Turnuvaya dair saha dışı gündeminden aklınızda kalan bir şeyler var mı? Bir oyuncunun veya teknik direktörün bir demeci, bir protesto veya başka bir olay? Varsa eğer, bunu o zaman nasıl deneyimlemiştiniz? Şimdiden dönüp bakınca neler hissediyorsunuz?

O dönem Maradona’nın aforoz edilmesi hoşuma gitmişti ve turnuvadan ihraç edildikten sonra gösterdiği tepkiyi “Oh olsun” ruh haliyle karşılamıştım ama sonradan Maradona’yı, futbolu, dünyayı daha iyi tanıdıkça hislerim değişti.

Son soruda sahanın içerisinde kalarak bitirelim. Sizin için bu kupa hangi oyuncu veya takım demek? Sizde iz bırakan oyuncu veya takım hangisiydi? İz bırakmasının özel bir sebebi var mıydı?

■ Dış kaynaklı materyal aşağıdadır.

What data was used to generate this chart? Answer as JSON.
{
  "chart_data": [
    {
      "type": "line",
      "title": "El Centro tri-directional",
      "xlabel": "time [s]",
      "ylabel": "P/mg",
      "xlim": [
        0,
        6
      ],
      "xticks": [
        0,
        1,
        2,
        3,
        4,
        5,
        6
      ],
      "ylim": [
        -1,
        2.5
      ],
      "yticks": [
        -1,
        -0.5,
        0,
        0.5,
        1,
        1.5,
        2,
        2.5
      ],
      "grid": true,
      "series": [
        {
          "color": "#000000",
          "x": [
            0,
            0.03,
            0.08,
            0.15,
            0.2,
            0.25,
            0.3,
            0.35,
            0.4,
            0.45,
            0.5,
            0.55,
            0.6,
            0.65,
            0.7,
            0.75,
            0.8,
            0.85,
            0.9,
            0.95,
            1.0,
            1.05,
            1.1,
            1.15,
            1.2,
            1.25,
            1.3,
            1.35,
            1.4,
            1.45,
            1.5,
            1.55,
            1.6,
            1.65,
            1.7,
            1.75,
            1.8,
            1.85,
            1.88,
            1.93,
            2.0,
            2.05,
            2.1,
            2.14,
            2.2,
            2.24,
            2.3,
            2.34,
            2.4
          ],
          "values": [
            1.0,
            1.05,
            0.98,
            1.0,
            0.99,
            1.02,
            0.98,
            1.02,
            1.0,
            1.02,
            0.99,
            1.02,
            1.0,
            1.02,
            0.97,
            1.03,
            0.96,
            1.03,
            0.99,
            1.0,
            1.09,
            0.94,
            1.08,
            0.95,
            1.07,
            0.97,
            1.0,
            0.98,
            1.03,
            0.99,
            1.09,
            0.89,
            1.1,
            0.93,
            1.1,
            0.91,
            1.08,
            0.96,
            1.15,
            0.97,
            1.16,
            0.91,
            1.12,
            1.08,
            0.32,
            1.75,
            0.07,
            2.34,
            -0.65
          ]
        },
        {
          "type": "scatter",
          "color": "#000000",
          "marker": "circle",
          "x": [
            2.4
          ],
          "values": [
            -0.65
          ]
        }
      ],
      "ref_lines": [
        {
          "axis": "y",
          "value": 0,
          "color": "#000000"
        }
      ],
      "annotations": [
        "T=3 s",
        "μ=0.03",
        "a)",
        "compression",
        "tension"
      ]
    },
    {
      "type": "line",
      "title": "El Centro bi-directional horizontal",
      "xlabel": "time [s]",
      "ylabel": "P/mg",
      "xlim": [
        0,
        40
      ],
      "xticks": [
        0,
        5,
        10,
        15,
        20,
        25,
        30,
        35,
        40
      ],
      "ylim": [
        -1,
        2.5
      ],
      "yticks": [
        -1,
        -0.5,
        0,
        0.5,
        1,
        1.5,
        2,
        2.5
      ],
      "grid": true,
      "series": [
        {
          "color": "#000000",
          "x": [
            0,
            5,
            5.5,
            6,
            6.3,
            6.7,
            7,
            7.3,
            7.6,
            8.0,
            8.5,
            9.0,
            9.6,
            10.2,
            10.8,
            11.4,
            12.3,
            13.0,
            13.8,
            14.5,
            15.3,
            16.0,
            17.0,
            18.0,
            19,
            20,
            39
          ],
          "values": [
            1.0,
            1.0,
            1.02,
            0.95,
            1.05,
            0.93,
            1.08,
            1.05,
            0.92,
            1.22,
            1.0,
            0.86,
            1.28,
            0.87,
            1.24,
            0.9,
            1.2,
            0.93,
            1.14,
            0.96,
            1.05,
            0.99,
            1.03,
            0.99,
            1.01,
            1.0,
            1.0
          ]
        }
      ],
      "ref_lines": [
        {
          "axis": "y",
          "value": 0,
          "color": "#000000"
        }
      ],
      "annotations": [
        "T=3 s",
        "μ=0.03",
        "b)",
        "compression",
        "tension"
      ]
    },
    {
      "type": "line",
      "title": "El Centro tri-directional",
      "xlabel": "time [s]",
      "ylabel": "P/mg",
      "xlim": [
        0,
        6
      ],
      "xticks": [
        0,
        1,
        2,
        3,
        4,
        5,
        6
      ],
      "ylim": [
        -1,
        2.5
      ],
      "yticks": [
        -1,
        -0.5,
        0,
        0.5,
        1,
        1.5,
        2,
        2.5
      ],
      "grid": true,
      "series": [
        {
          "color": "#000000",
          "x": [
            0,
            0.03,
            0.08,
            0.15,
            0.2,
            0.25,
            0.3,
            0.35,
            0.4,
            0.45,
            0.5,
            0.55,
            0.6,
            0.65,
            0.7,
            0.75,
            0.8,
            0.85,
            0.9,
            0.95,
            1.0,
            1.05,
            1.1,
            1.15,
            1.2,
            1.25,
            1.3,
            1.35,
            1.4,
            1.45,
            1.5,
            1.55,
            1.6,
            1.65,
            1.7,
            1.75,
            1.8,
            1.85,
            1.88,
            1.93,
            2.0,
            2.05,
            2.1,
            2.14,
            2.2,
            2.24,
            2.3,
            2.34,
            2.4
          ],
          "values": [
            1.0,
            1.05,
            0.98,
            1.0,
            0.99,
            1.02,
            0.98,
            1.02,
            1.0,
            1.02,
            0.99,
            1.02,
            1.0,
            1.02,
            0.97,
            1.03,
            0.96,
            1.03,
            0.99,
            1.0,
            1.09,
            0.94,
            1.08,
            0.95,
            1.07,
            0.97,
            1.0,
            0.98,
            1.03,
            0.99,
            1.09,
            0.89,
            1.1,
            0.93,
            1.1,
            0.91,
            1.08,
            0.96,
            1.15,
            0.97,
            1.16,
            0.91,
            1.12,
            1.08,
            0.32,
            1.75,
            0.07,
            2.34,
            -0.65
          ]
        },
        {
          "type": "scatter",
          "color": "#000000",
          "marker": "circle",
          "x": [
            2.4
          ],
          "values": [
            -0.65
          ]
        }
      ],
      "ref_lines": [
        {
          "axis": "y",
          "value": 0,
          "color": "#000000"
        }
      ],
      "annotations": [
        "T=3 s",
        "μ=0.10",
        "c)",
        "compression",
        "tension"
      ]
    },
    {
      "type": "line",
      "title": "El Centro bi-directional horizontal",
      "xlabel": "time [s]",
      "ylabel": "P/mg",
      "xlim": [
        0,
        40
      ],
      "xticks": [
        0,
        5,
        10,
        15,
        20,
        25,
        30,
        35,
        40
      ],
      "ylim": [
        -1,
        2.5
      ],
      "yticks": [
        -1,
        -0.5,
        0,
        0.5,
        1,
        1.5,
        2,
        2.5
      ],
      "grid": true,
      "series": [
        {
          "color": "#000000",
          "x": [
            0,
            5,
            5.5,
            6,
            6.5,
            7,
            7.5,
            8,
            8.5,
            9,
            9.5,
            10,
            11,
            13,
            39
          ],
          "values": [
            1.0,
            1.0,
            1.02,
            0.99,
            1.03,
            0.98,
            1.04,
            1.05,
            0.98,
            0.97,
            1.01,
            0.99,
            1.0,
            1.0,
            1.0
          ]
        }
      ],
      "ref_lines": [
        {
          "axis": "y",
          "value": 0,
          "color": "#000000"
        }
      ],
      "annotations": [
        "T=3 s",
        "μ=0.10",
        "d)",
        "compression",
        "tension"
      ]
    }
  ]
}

Benim için Gheorghe Hagi demek. Bazen “bunda Hagi’nin sonradan Galatasaray’a gelmesinin rolü var mıdır, zihnim beni manipüle mi ediyor” diye kendimi sorguladığım oluyor ama hakikaten yok. Bunun dışında Romanya’dan golcü Raducioiu, Brezilya’dan Romario ve Bebeto, Bulgaristan’dan Stoichkov ve Letchkov, İsveç’ten Tomas Brolin, Henrik Larsson’un rastalı tıfıl halleri, Kennet Andersson ve kaleci Ravelli, Meksika’dan enteresan formasıyla kaleci Jorge Campos, Rusya’dan gol rekoru kıran Salenko, ABD’den abimin dinlediği metal gruplarının gitaristlerine benzeyen Alexi Lalas ve elbette İtalya’dan Roberto Baggio, ABD ’94 deyince aklıma gelenler oluyor.